- Born: 8 November 1941 Weymouth, Dorset, England
- Died: 12 October 2021 (aged 79)
- Other names: Peter Kent
- Occupation(s): Journalist, writer, promoter, broadcaster
- Website: rogerstpierre.co.uk

= Roger St. Pierre =

British journalist, writer, promoter, and broadcaster (1941–2021)

Roger St. Pierre (8 November 1941 - 12 October 2021) was a British journalist, writer, promoter, and broadcaster, particularly on R&B, rock music, travel, and cycling.

He was born in Weymouth, Dorset, but grew up in Goodmayes, Essex. He started writing for local newspapers and specialist cycling magazines in the late 1950s, and for a time was a successful amateur racing cyclist, before concentrating on music journalism and promotion.

In the 1960s and early 1970s he worked on promotion for UK tours by acts including Bill Haley, James Brown, B. B. King, Marvin Gaye, Jerry Lee Lewis and the Jackson Five.

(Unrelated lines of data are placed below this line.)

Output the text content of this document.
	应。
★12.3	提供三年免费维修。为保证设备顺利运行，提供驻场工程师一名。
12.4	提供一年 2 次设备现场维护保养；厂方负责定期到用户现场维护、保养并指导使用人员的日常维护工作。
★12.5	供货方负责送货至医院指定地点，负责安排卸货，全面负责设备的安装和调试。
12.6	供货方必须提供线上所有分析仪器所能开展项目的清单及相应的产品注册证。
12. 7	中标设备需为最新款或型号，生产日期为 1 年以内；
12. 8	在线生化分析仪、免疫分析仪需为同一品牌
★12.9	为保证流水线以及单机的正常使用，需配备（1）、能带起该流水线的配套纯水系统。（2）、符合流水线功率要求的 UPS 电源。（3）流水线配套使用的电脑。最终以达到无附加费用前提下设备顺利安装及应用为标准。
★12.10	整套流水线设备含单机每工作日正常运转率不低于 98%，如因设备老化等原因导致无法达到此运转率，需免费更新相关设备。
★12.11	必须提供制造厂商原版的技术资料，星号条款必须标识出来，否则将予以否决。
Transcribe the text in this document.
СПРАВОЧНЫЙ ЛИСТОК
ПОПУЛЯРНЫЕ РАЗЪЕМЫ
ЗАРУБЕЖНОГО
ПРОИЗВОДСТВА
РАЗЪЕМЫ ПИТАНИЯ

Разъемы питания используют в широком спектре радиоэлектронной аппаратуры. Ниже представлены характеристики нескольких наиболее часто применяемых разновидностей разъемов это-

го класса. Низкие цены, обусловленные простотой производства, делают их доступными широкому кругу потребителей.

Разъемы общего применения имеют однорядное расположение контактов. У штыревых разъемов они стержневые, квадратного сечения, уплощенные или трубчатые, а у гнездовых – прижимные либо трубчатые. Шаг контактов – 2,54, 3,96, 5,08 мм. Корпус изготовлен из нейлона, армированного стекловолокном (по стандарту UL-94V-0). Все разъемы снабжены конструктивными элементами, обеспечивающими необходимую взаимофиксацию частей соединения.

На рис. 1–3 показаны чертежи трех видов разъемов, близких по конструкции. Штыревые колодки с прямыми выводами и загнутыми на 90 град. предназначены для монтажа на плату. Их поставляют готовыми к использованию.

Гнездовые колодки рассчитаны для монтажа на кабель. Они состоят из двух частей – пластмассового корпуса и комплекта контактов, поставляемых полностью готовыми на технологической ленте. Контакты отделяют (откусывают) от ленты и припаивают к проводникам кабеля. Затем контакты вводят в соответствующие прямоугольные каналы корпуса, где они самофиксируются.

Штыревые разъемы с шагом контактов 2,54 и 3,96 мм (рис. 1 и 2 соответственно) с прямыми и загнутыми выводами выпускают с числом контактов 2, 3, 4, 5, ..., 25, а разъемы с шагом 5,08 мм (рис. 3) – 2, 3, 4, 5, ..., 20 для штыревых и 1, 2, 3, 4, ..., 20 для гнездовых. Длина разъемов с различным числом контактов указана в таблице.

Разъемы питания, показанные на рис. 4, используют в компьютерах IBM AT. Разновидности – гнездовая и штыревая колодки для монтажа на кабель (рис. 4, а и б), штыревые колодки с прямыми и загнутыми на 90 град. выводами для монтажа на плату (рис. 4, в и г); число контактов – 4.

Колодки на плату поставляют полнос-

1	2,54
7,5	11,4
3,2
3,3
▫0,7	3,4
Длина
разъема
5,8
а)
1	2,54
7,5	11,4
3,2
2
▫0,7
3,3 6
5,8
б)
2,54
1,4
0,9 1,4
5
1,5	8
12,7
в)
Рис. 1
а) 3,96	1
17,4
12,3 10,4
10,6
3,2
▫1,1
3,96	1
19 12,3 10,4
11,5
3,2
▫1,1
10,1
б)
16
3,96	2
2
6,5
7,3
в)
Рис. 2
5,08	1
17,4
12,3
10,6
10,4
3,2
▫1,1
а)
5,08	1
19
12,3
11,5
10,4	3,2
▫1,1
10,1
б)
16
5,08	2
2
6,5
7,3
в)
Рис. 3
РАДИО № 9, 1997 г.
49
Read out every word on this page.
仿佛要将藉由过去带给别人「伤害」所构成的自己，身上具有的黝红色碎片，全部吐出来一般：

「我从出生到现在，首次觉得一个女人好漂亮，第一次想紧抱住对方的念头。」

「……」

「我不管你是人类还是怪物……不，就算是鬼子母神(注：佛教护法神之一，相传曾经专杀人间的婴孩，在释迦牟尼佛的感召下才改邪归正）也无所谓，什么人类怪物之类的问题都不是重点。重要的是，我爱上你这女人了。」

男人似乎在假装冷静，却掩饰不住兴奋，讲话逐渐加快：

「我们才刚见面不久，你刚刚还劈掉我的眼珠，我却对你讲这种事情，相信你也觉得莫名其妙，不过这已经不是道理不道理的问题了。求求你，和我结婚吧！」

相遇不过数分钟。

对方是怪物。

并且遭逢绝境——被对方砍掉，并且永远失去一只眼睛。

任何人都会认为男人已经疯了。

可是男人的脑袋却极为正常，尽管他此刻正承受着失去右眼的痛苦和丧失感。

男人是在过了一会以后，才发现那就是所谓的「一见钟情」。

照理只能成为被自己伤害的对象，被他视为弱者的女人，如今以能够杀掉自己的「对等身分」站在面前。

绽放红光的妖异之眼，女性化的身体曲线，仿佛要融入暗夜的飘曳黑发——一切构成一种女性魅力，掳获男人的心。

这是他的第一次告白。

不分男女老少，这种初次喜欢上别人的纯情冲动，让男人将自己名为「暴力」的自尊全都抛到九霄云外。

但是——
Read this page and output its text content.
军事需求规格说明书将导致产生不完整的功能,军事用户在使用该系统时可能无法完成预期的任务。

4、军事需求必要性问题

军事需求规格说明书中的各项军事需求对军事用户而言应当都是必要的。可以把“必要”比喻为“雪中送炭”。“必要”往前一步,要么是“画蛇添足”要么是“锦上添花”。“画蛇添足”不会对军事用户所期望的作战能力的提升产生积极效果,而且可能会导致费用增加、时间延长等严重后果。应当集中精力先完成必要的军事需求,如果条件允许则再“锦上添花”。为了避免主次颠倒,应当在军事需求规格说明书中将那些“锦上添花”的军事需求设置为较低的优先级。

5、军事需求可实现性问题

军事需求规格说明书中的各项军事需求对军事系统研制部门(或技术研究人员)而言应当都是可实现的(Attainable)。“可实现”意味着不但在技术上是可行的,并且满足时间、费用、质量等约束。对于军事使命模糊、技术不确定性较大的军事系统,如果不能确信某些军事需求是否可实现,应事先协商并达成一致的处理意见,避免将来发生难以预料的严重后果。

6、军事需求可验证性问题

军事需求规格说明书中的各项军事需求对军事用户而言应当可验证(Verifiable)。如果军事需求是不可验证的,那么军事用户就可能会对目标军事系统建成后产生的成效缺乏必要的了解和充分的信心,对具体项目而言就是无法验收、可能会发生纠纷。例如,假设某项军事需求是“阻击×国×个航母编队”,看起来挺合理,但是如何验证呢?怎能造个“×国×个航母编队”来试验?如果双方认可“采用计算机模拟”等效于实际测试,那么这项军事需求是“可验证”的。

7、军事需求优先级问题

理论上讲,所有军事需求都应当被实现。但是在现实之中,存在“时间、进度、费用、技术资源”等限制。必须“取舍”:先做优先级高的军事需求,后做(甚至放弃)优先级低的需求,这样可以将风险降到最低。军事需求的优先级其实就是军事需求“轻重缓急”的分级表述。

He also wrote articles on R&B and soul music for magazines including the New Musical Express, Sounds, Record Mirror, and Blues & Soul, sometimes using the pseudonym Peter Kent. He also wrote liner notes for many LPs and CDs, covering rock, pop, jazz and classical music; he claimed to have written over 1500 sleeve notes. He was the lead writer on the NME Book of Rock, its successor Rock Handbook, and co-writer of The Encyclopedia of Black Music. He also wrote 33 books including biographies of Jimi Hendrix, Tina Turner, and others.

His promotion company, Funk Funktion, promoted British number one hits by M, Althea & Donna, and others. He also set up several record labels including Now! and Energy. As a broadcaster, he appeared on pirate radio and on Solar Radio, broadcasting R&B music. For BBC Radio, he wrote several documentaries including programmes on Atlantic Records, Count Basie, Chuck Berry, and Robert Johnson; and also wrote the script for the television documentary series Reggae.

He died after a lengthy illness on 12 October 2021, aged 79.